40/01 Verwaltungsverfahren;

Norm

AVG §10 Abs2;
AVG §10 Abs4;
AVG §19 Abs1;
AVG §37;

Betreff

Der Verwaltungsgerichtshof hat durch den Vorsitzenden Senatspräsident Dr. Kirschner und den Senatspräsidenten Dr. Salcher sowie die Hofräte Dr. Zeizinger, Dr. Kremla und Dr. Kratschmer als Richter, im Beisein des Schriftführers Mag. Waldner, über die Beschwerde des G in W, vertreten durch Dr. R, Rechtsanwalt in K, gegen den Bescheid des Bundesministers für Land- und Forstwirtschaft vom 10. März 1989, Zl. 512.321/01-I5/88, betreffend wasserrechtliche Bewilligung (mitbeteiligte Partei: Gemeinde W, vertreten durch den Bürgermeister), zu Recht erkannt:

Spruch

Der angefochtene Bescheid wird wegen Rechtswidrigkeit infolge Verletzung von Verfahrensvorschriften aufgehoben.

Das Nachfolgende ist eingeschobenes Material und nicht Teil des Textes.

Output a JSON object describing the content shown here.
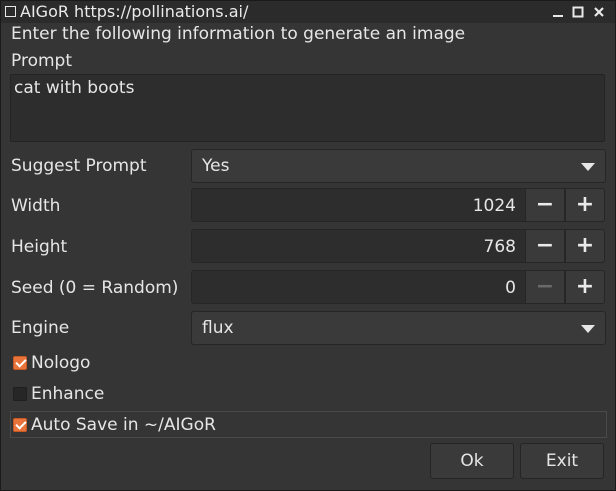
{
  "window": {
    "title": "AIGoR https://pollinations.ai/"
  },
  "header": {
    "instructions": "Enter the following information to generate an image",
    "prompt_label": "Prompt"
  },
  "prompt": {
    "value": "cat with boots"
  },
  "suggest_prompt": {
    "label": "Suggest Prompt",
    "value": "Yes"
  },
  "width": {
    "label": "Width",
    "value": "1024"
  },
  "height": {
    "label": "Height",
    "value": "768"
  },
  "seed": {
    "label": "Seed (0 = Random)",
    "value": "0"
  },
  "engine": {
    "label": "Engine",
    "value": "flux"
  },
  "checkboxes": {
    "nologo": {
      "label": "Nologo",
      "checked": true
    },
    "enhance": {
      "label": "Enhance",
      "checked": false
    },
    "autosave": {
      "label": "Auto Save in ~/AIGoR",
      "checked": true
    }
  },
  "buttons": {
    "ok": "Ok",
    "exit": "Exit"
  },
  "colors": {
    "accent": "#e8743b",
    "background": "#353535"
  },
  "icons": {
    "minimize": "minimize-icon",
    "maximize": "maximize-icon",
    "close": "close-icon"
  }
}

Der Bund hat dem Beschwerdeführer Aufwendungen in der Höhe von S 11.660,-- binnen zwei Wochen bei sonstiger Exekution zu ersetzen; das Mehrbegehren wird abgewiesen.

Begründung

Mit Bescheid vom 27. Juni 1988 erteilte der Landeshauptmann von Tirol der nun am Verfahren vor dem Verwaltungsgerichtshof mitbeteiligten Gemeinde auf deren Antrag unter einer Reihe von Vorschreibungen gemäß §§ 9, 11, 12, 13, 21, 22, 34, 99 Abs. 1 lit. c, 111 und 112 WRG 1959 die wasserrechtliche Bewilligung für die Errichtung und den Betrieb einer näher beschriebenen Wasserversorgungsanlage; gleichzeitig wurden gemäß § 111 Abs. 3 WRG 1959 mehrere im Zuge des wasserrechtlichen Verfahrens getroffene Übereinkommen verschiedener Parteien, darunter des Beschwerdeführers, vertreten durch seine Mutter, und der Mitbeteiligten beurkundet. Der Berufung des Beschwerdeführers, der die Vertretungsbefugnis seiner Mutter in Abrede stellte, gab der Bundesminister für Land- und Forstwirtschaft mit Bescheid vom 10. März 1989 gemäß § 66 Abs. 4 AVG 1950 nicht Folge. Begründend wurde ausgeführt:

Der Beschwerdeführer wende sich mit seiner Berufung einerseits gegen das rechtsgültige Zustandekommen zweier Übereinkommen mit der Mitbeteiligten, andererseits schienen ihm die Ablösesummen bzw. deren Festlegung nicht angemessen zu sein.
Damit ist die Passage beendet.